On the Effectiveness of Interval Bound Propagation for Training Verifiably Robust Models
Sven Gowal
and
Krishnamurthy Dvijotham
and
Robert Stanforth
and
Rudy Bunel
and
Chongli Qin
and
Jonathan Uesato
and
Relja Arandjelovic
and
Timothy Mann
and
Pushmeet Kohli
arXiv e-Print archive - 2018 via Local arXiv
Keywords:
cs.LG, cs.CR, stat.ML
First published: 2018/10/30 (6 years ago) Abstract: Recent work has shown that it is possible to train deep neural networks that
are verifiably robust to norm-bounded adversarial perturbations. Most of these
methods are based on minimizing an upper bound on the worst-case loss over all
possible adversarial perturbations. While these techniques show promise, they
remain hard to scale to larger networks.

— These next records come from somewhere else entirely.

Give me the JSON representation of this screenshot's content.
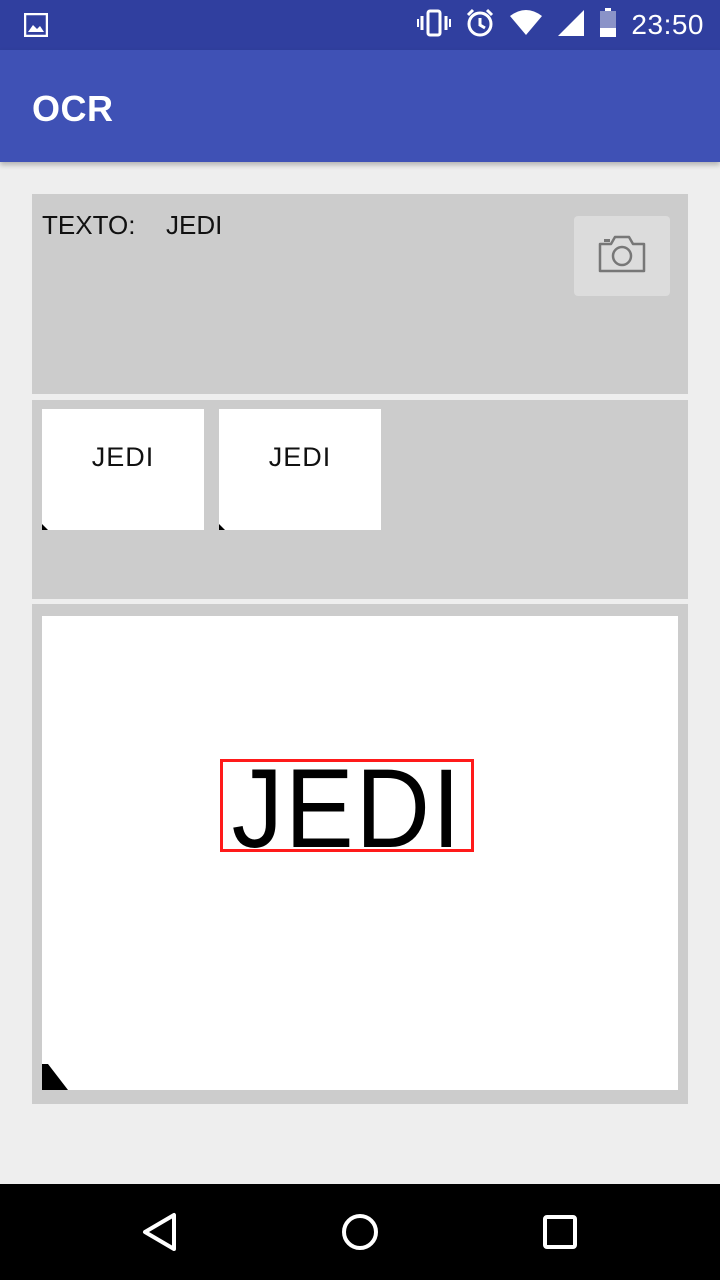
{
  "status_bar": {
    "time": "23:50",
    "icons": [
      "image-icon",
      "vibrate-icon",
      "alarm-icon",
      "wifi-icon",
      "signal-icon",
      "battery-icon"
    ]
  },
  "app_bar": {
    "title": "OCR"
  },
  "result": {
    "label": "TEXTO:",
    "value": "JEDI",
    "camera_button_icon": "camera-icon"
  },
  "thumbnails": [
    {
      "text": "JEDI"
    },
    {
      "text": "JEDI"
    }
  ],
  "preview": {
    "word": "JEDI",
    "box_color": "#ff1a1a"
  },
  "nav_bar": {
    "buttons": [
      "back-icon",
      "home-icon",
      "recents-icon"
    ]
  },
  "colors": {
    "primary": "#3f51b5",
    "primary_dark": "#303f9f",
    "panel": "#cccccc",
    "background": "#eeeeee"
  }
}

Through a comprehensive analysis, we
show how a careful implementation of a simple bounding technique, interval
bound propagation (IBP), can be exploited to train verifiably robust neural
networks that beat the state-of-the-art in verified accuracy. While the upper
bound computed by IBP can be quite weak for general networks, we demonstrate
that an appropriate loss and choice of hyper-parameters allows the network to
adapt such that the IBP bound is tight. This results in a fast and stable
learning algorithm that outperforms more sophisticated methods and achieves
state-of-the-art results on MNIST, CIFAR-10 and SVHN. It also allows us to
obtain the first verifiably robust model on a downscaled version of ImageNet.